The great sitcom writer Ken Levine posted the 300th entry on his wonderful blog today. By a strange coincidence, this is 400th entry on my blog. Alas, that's about all we share in common. He's a hugely successful, award-winning comedy scribe of many decades standing. Me, I'm bashing my way through a Warhammer novel for Games Workshop. It'll be my 17th novel to get published. In fact, it'll be my 17th novel full stop. It's a strange thing, when you tell people you're writing your 17th novel, they asked if all of them have been published. Well, yes - I wouldn't write a novel unless I thought it was going to be published. I write for a living. The results ain't always pretty, but they're almost always published. So, I guess that's an achievement of sorts.
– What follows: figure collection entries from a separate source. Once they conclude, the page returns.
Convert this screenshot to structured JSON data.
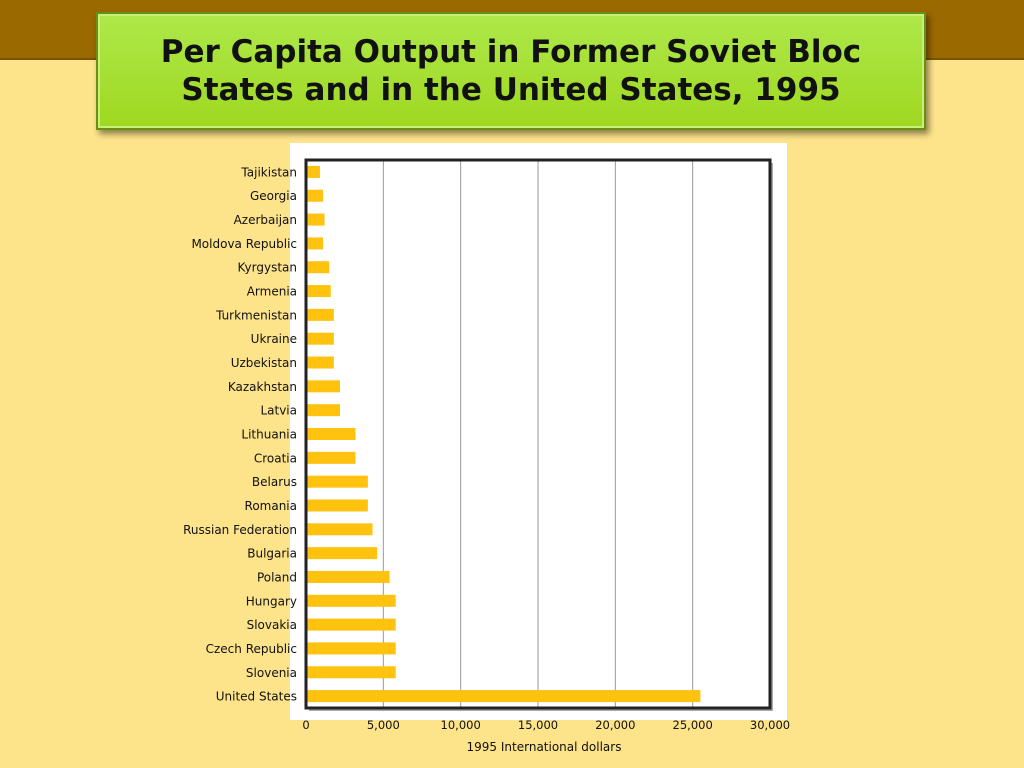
{
  "title": "Per Capita Output in Former Soviet Bloc States and in the United States, 1995",
  "colors": {
    "background": "#fde38a",
    "top_band": "#9a6a00",
    "title_box": "#a3dc24",
    "bar": "#ffc20e"
  },
  "chart_data": {
    "type": "bar",
    "orientation": "horizontal",
    "title": "Per Capita Output in Former Soviet Bloc States and in the United States, 1995",
    "xlabel": "1995 International dollars",
    "ylabel": "",
    "xlim": [
      0,
      30000
    ],
    "xticks": [
      0,
      5000,
      10000,
      15000,
      20000,
      25000,
      30000
    ],
    "xtick_labels": [
      "0",
      "5,000",
      "10,000",
      "15,000",
      "20,000",
      "25,000",
      "30,000"
    ],
    "grid": "vertical",
    "categories": [
      "Tajikistan",
      "Georgia",
      "Azerbaijan",
      "Moldova Republic",
      "Kyrgystan",
      "Armenia",
      "Turkmenistan",
      "Ukraine",
      "Uzbekistan",
      "Kazakhstan",
      "Latvia",
      "Lithuania",
      "Croatia",
      "Belarus",
      "Romania",
      "Russian Federation",
      "Bulgaria",
      "Poland",
      "Hungary",
      "Slovakia",
      "Czech Republic",
      "Slovenia",
      "United States"
    ],
    "values": [
      900,
      1100,
      1200,
      1100,
      1500,
      1600,
      1800,
      1800,
      1800,
      2200,
      2200,
      3200,
      3200,
      4000,
      4000,
      4300,
      4600,
      5400,
      5800,
      5800,
      5800,
      5800,
      25500
    ]
  }
}
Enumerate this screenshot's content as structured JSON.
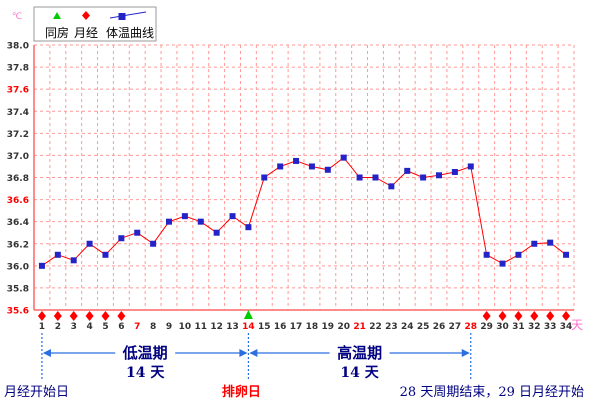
{
  "chart_data": {
    "type": "line",
    "unit_label": "℃",
    "day_unit_label": "天",
    "legend": {
      "items": [
        {
          "label": "同房",
          "marker": "triangle",
          "color": "#00cc00"
        },
        {
          "label": "月经",
          "marker": "diamond",
          "color": "#ff0000"
        },
        {
          "label": "体温曲线",
          "marker": "square-line",
          "color": "#2323c8"
        }
      ]
    },
    "y_axis": {
      "min": 35.6,
      "max": 38.0,
      "step": 0.2,
      "ticks": [
        "35.6",
        "35.8",
        "36.0",
        "36.2",
        "36.4",
        "36.6",
        "36.8",
        "37.0",
        "37.2",
        "37.4",
        "37.6",
        "37.8",
        "38.0"
      ],
      "highlight_ticks": [
        "35.6",
        "36.6",
        "37.6"
      ]
    },
    "x_axis": {
      "days": [
        "1",
        "2",
        "3",
        "4",
        "5",
        "6",
        "7",
        "8",
        "9",
        "10",
        "11",
        "12",
        "13",
        "14",
        "15",
        "16",
        "17",
        "18",
        "19",
        "20",
        "21",
        "22",
        "23",
        "24",
        "25",
        "26",
        "27",
        "28",
        "29",
        "30",
        "31",
        "32",
        "33",
        "34"
      ],
      "highlight_days": [
        "7",
        "14",
        "21",
        "28"
      ]
    },
    "series": [
      {
        "values": [
          36.0,
          36.1,
          36.05,
          36.2,
          36.1,
          36.25,
          36.3,
          36.2,
          36.4,
          36.45,
          36.4,
          36.3,
          36.45,
          36.35,
          36.8,
          36.9,
          36.95,
          36.9,
          36.87,
          36.98,
          36.8,
          36.8,
          36.72,
          36.86,
          36.8,
          36.82,
          36.85,
          36.9,
          36.1,
          36.02,
          36.1,
          36.2,
          36.21,
          36.1
        ],
        "color": "#ff0000",
        "marker_color": "#2323c8"
      }
    ],
    "markers": {
      "menstruation_days": [
        1,
        2,
        3,
        4,
        5,
        6,
        29,
        30,
        31,
        32,
        33,
        34
      ],
      "intercourse_days": [
        14
      ]
    },
    "annotations": {
      "low_phase_title": "低温期",
      "low_phase_days": "14 天",
      "high_phase_title": "高温期",
      "high_phase_days": "14 天",
      "cycle_start": "月经开始日",
      "ovulation_day": "排卵日",
      "cycle_end": "28 天周期结束，29 日月经开始"
    },
    "grid": true,
    "colors": {
      "grid": "#ff9999",
      "axis": "#ff6666",
      "highlight_text": "#ff0000",
      "arrow": "#2a6ee0",
      "phase_text": "#000080",
      "label_text": "#000000"
    }
  }
}
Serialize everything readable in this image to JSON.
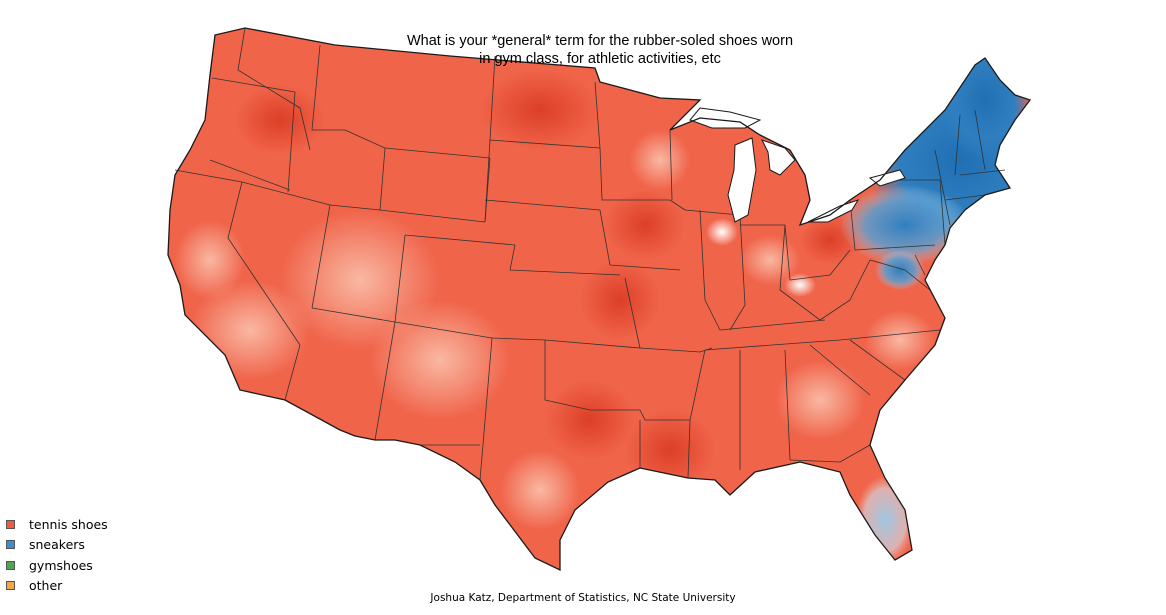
{
  "title": {
    "line1": "What is your *general* term for the rubber-soled shoes worn",
    "line2": "in gym class, for athletic activities, etc"
  },
  "legend": [
    {
      "label": "tennis shoes",
      "color": "#ef5a40"
    },
    {
      "label": "sneakers",
      "color": "#3d8fcc"
    },
    {
      "label": "gymshoes",
      "color": "#4ea64e"
    },
    {
      "label": "other",
      "color": "#f5a742"
    }
  ],
  "credit": "Joshua Katz, Department of Statistics, NC State University",
  "colors": {
    "tennis_dark": "#e04a2f",
    "tennis": "#f0644a",
    "tennis_light": "#f7a58d",
    "sneakers_dark": "#1f6fb3",
    "sneakers": "#3e8dc9",
    "sneakers_light": "#a9cfe8",
    "border": "#1a1a1a"
  }
}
Still waiting on feedback from River City on my sample scenes. I know the production office is fiendishly busy but I'm fast reaching the point where I wish they'd just put me out of misery, so I can stop thinking about the possibility of being invited to the River City writers' workshop. I don't know what's worse - the waiting or the hope. Right now, I guess both of them are driving me a little barmy. Also in the mix is my growing case of cabin fever. Chained to the desk, thrashing out a minimum of five thousand words a day, a picture frame hung over the window to stop me getting distracted.
The book feels like it's going somewhere, but until I pass the halfway mark [I've got 10,000 words to go before that happens] I won't get comfortable with it. The novel's got a huge ensemble cast and that's created it own fun and games, just trying to keep all the names and characters straight in my head. Think I'll kill one or two in the next chapter, make life easier for myself. Book's due in two weeks and I'm supposed to deliver the first half today. Barring a miracle, that's not going to happen but I'll get mighty close.
Tomorrow I'm heading in to Edinburgh for the second of our mentoring meetings with screenwriter and director Adrian Mead. The three mentees have all created one-page pitch documents for our respective projects and now it's time to talk about them. I had five or six ideas when the process initially began, and chose one thinking it might offer the chance for some light relief. So far, it's turning into a typically dark and bleak tale, exactly the sort of thing I always end up writing. I guess I've found my voice and it's an ultra-violent Eeyore who kills everyone he meets.
Like I said, not a lot of similarities between me and Ken Levine.